FriedensForum 7/1998


Entstehung der Friedensforschung und ihrer Themen

Uta Klein

Im Unterschied zu einigen anderen Staaten sind Friedensforschungsinstitute nicht aus sozialen Bewegungen hervorgegangen. In Israel entstand die Friedensbewegung später als einige der Institute, die Friedensforschung und Friedenspädagogik betreiben.

Seit Bestehen des Staates Israel konzentrierten sich Kernfragen der Forschung erstens auf die geopolitische Lage des Staates im Nahen Osten und zweitens auf die internationalen Beziehungen und Bündnisse. Die Bündnisforschung drehte sich vor allem um die Rolle der Sowjetunion im israelisch-arabischen Konflikt, nachdem die UdSSR seit den 50er Jahren die arabischen Staaten unterstützte sowie um die Rolle der USA. In den Forschungsbereich der politischen Beziehungen fallen unter anderem Studien zum Verhältnis Israels zu den einzelnen arabischen Staaten; zu Konfliktpunkten wie der Wasserfrage und des Ölvorkommens im Nahen Osten; zu Möglichkeiten wirtschaftlicher Kooperationen in der Region sowie Arbeiten zu Konfliktlösungsstrategien und zum israelisch-palästinensischen Verhältnis.
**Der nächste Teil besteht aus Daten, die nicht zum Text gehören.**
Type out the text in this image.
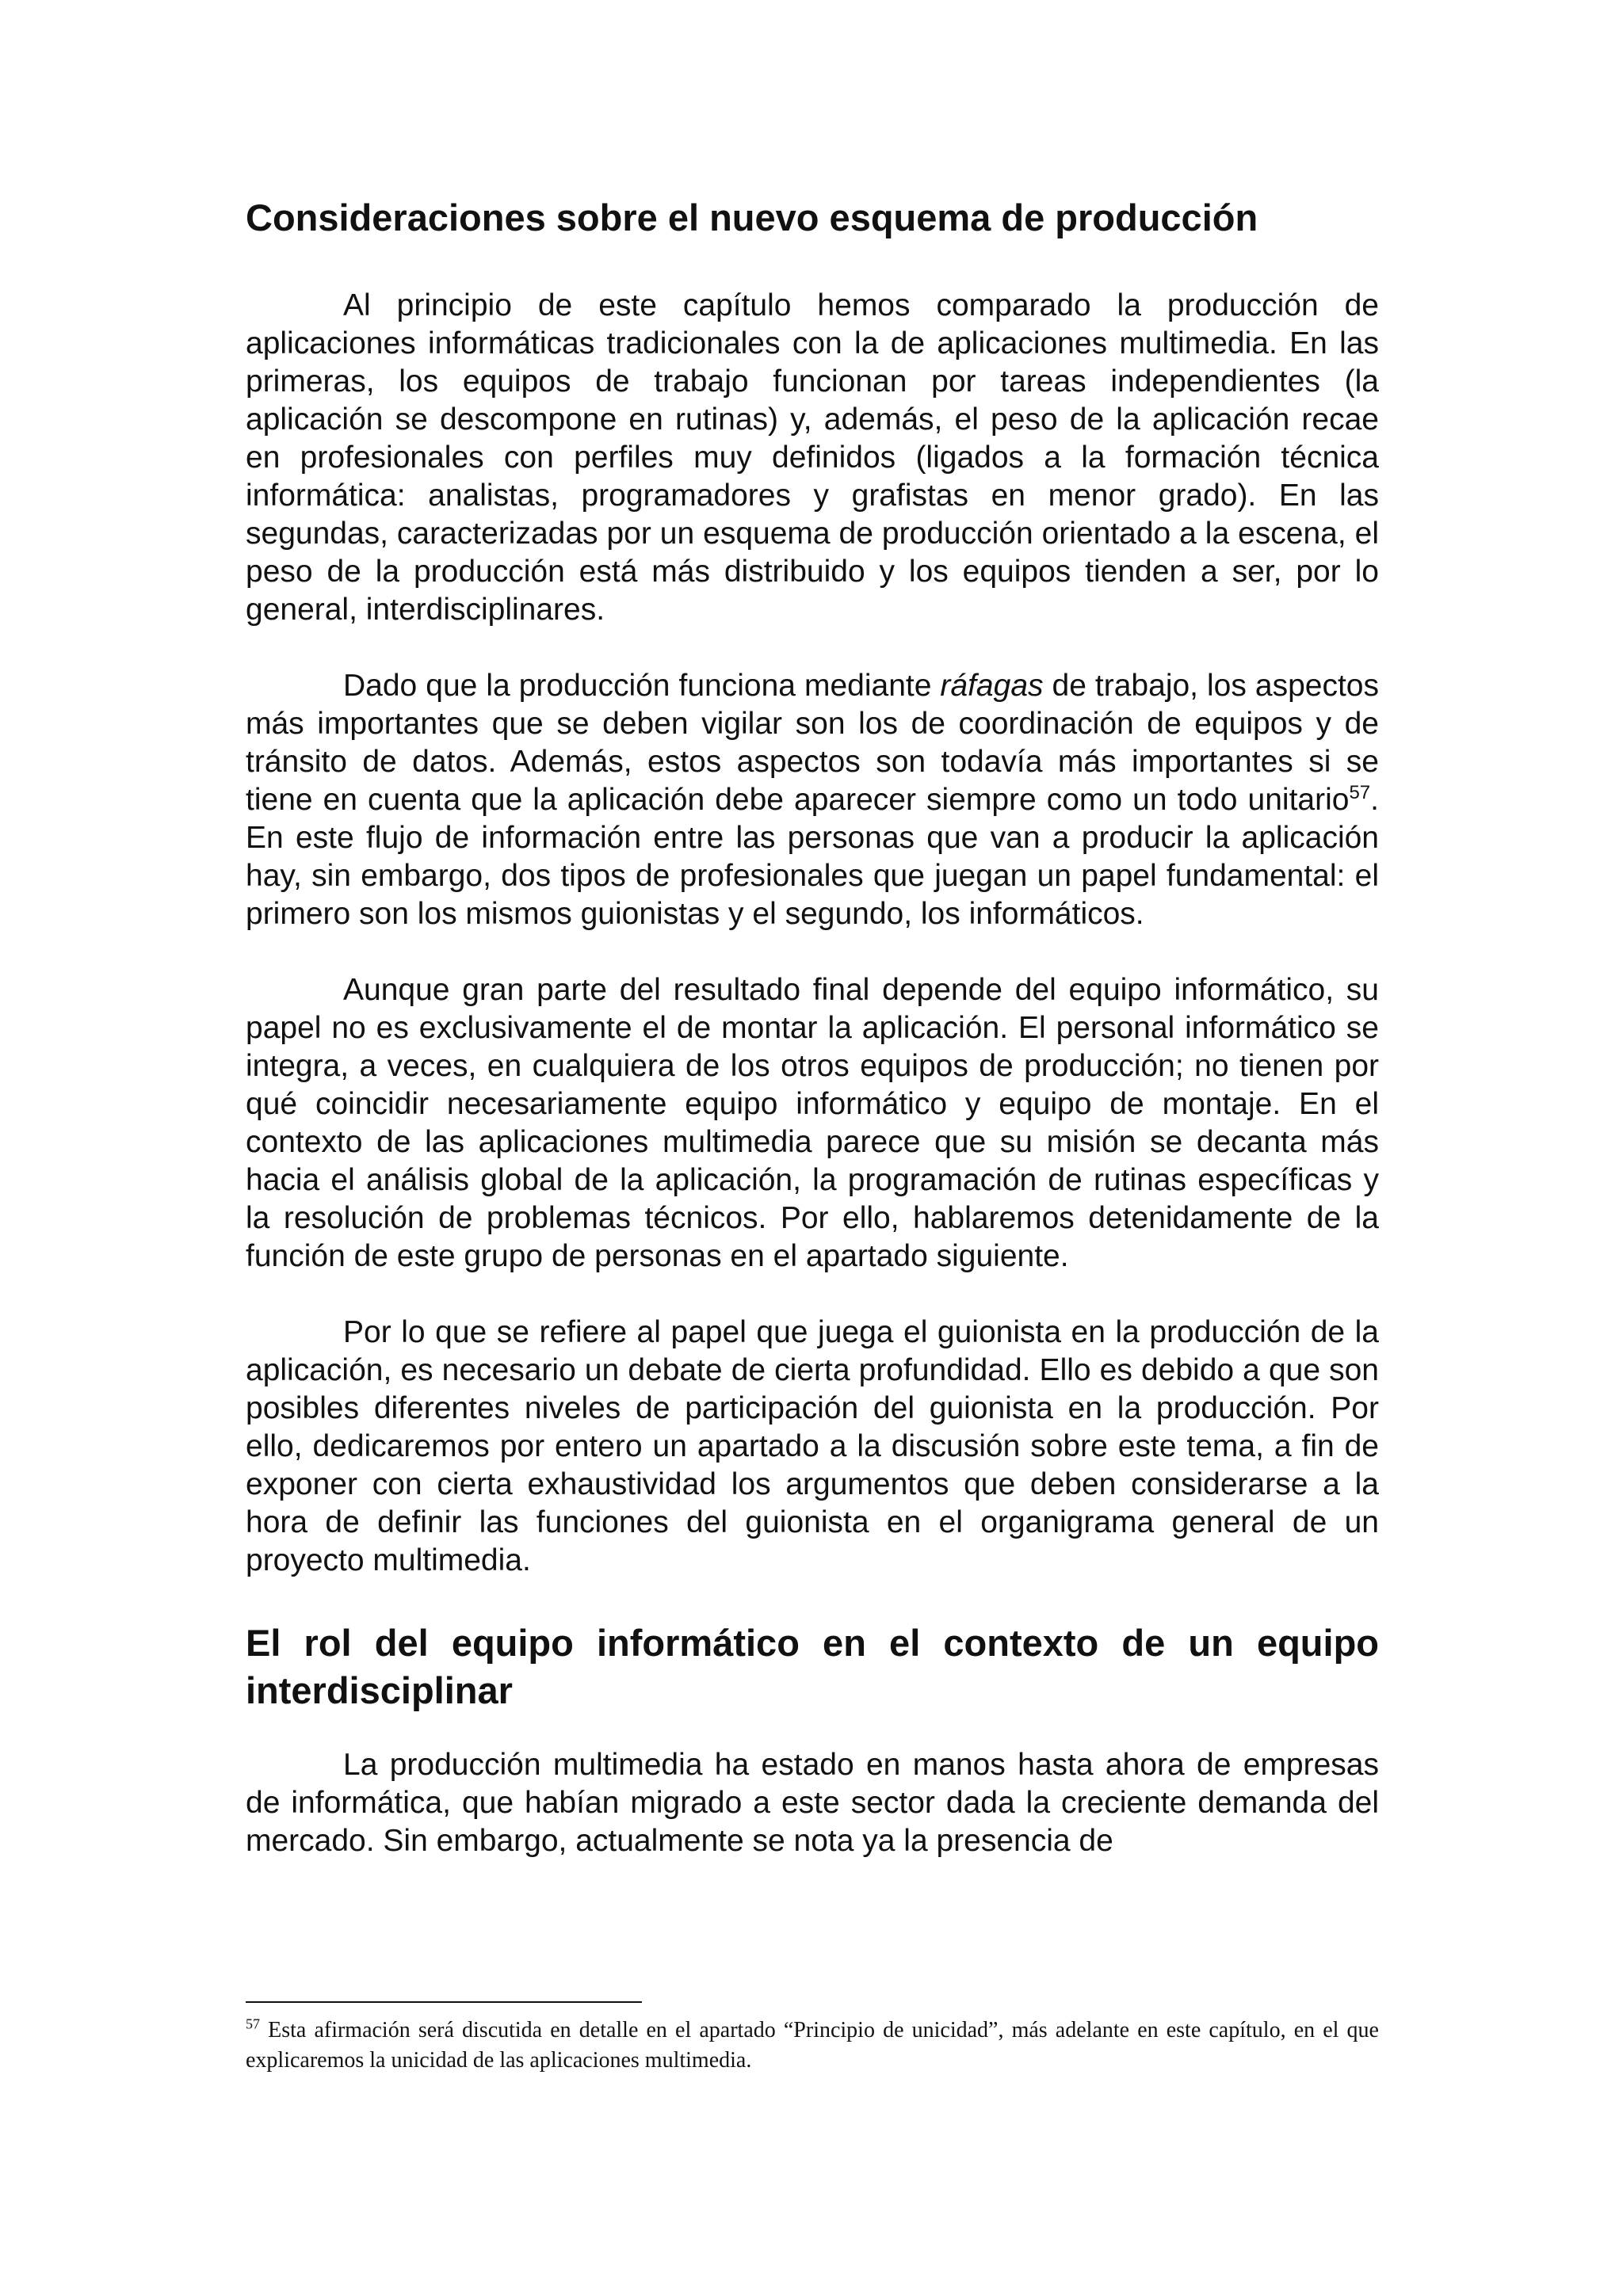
Consideraciones sobre el nuevo esquema de producción

Al principio de este capítulo hemos comparado la producción de aplicaciones informáticas tradicionales con la de aplicaciones multimedia. En las primeras, los equipos de trabajo funcionan por tareas independientes (la aplicación se descompone en rutinas) y, además, el peso de la aplicación recae en profesionales con perfiles muy definidos (ligados a la formación técnica informática: analistas, programadores y grafistas en menor grado). En las segundas, caracterizadas por un esquema de producción orientado a la escena, el peso de la producción está más distribuido y los equipos tienden a ser, por lo general, interdisciplinares.

Dado que la producción funciona mediante ráfagas de trabajo, los aspectos más importantes que se deben vigilar son los de coordinación de equipos y de tránsito de datos. Además, estos aspectos son todavía más importantes si se tiene en cuenta que la aplicación debe aparecer siempre como un todo unitario$^{57}$. En este flujo de información entre las personas que van a producir la aplicación hay, sin embargo, dos tipos de profesionales que juegan un papel fundamental: el primero son los mismos guionistas y el segundo, los informáticos.

Aunque gran parte del resultado final depende del equipo informático, su papel no es exclusivamente el de montar la aplicación. El personal informático se integra, a veces, en cualquiera de los otros equipos de producción; no tienen por qué coincidir necesariamente equipo informático y equipo de montaje. En el contexto de las aplicaciones multimedia parece que su misión se decanta más hacia el análisis global de la aplicación, la programación de rutinas específicas y la resolución de problemas técnicos. Por ello, hablaremos detenidamente de la función de este grupo de personas en el apartado siguiente.

Por lo que se refiere al papel que juega el guionista en la producción de la aplicación, es necesario un debate de cierta profundidad. Ello es debido a que son posibles diferentes niveles de participación del guionista en la producción. Por ello, dedicaremos por entero un apartado a la discusión sobre este tema, a fin de exponer con cierta exhaustividad los argumentos que deben considerarse a la hora de definir las funciones del guionista en el organigrama general de un proyecto multimedia.

El rol del equipo informático en el contexto de un equipo interdisciplinar

La producción multimedia ha estado en manos hasta ahora de empresas de informática, que habían migrado a este sector dada la creciente demanda del mercado. Sin embargo, actualmente se nota ya la presencia de

$^{57}$ Esta afirmación será discutida en detalle en el apartado “Principio de unicidad”, más adelante en este capítulo, en el que explicaremos la unicidad de las aplicaciones multimedia.
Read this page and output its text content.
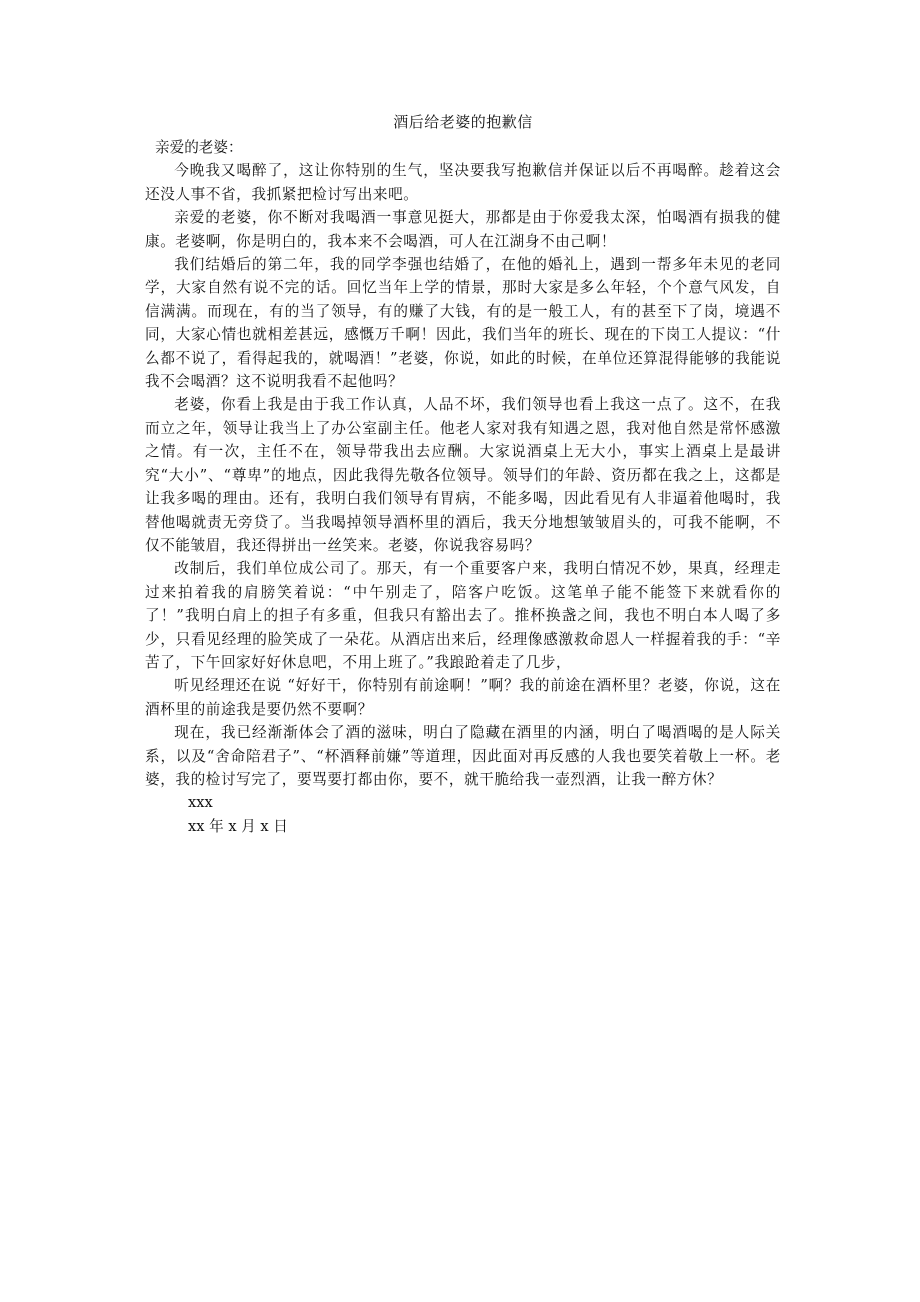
酒后给老婆的抱歉信

亲爱的老婆：

今晚我又喝醉了，这让你特别的生气，坚决要我写抱歉信并保证以后不再喝醉。趁着这会还没人事不省，我抓紧把检讨写出来吧。

亲爱的老婆，你不断对我喝酒一事意见挺大，那都是由于你爱我太深，怕喝酒有损我的健康。老婆啊，你是明白的，我本来不会喝酒，可人在江湖身不由己啊！

我们结婚后的第二年，我的同学李强也结婚了，在他的婚礼上，遇到一帮多年未见的老同学，大家自然有说不完的话。回忆当年上学的情景，那时大家是多么年轻，个个意气风发，自信满满。而现在，有的当了领导，有的赚了大钱，有的是一般工人，有的甚至下了岗，境遇不同，大家心情也就相差甚远，感慨万千啊！因此，我们当年的班长、现在的下岗工人提议：“什么都不说了，看得起我的，就喝酒！”老婆，你说，如此的时候，在单位还算混得能够的我能说我不会喝酒？这不说明我看不起他吗？

老婆，你看上我是由于我工作认真，人品不坏，我们领导也看上我这一点了。这不，在我而立之年，领导让我当上了办公室副主任。他老人家对我有知遇之恩，我对他自然是常怀感激之情。有一次，主任不在，领导带我出去应酬。大家说酒桌上无大小，事实上酒桌上是最讲究“大小”、“尊卑”的地点，因此我得先敬各位领导。领导们的年龄、资历都在我之上，这都是让我多喝的理由。还有，我明白我们领导有胃病，不能多喝，因此看见有人非逼着他喝时，我替他喝就责无旁贷了。当我喝掉领导酒杯里的酒后，我天分地想皱皱眉头的，可我不能啊，不仅不能皱眉，我还得拼出一丝笑来。老婆，你说我容易吗？

改制后，我们单位成公司了。那天，有一个重要客户来，我明白情况不妙，果真，经理走过来拍着我的肩膀笑着说：“中午别走了，陪客户吃饭。这笔单子能不能签下来就看你的了！”我明白肩上的担子有多重，但我只有豁出去了。推杯换盏之间，我也不明白本人喝了多少，只看见经理的脸笑成了一朵花。从酒店出来后，经理像感激救命恩人一样握着我的手：“辛苦了，下午回家好好休息吧，不用上班了。”我踉跄着走了几步，

听见经理还在说 “好好干，你特别有前途啊！”啊？我的前途在酒杯里？老婆，你说，这在酒杯里的前途我是要仍然不要啊？

现在，我已经渐渐体会了酒的滋味，明白了隐藏在酒里的内涵，明白了喝酒喝的是人际关系，以及“舍命陪君子”、“杯酒释前嫌”等道理，因此面对再反感的人我也要笑着敬上一杯。老婆，我的检讨写完了，要骂要打都由你，要不，就干脆给我一壶烈酒，让我一醉方休？

xxx

xx 年 x 月 x 日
Einen weiteren Forschungsbereich stellen die zivil-militärischen Beziehungen dar. Bis in die 70er Jahre fußten Darstellungen des Militärs und der Kriege ausschließlich auf Tagebüchern und Heldengeschichten. Aufgrund der unübersehbar zentralen Position der Streitkräfte standen in den 70er und 80er Jahren Fragen nach der Kontrolle des militärischen Apparates durch Parlament und Regierung im Vordergrund: Hat Israel beispielsweise ein prätorianisches System, ist es Garnisonsstaat oder eine Nation in Waffen? Wie verhalten sich etwa politische und militarische Eliten zueinander?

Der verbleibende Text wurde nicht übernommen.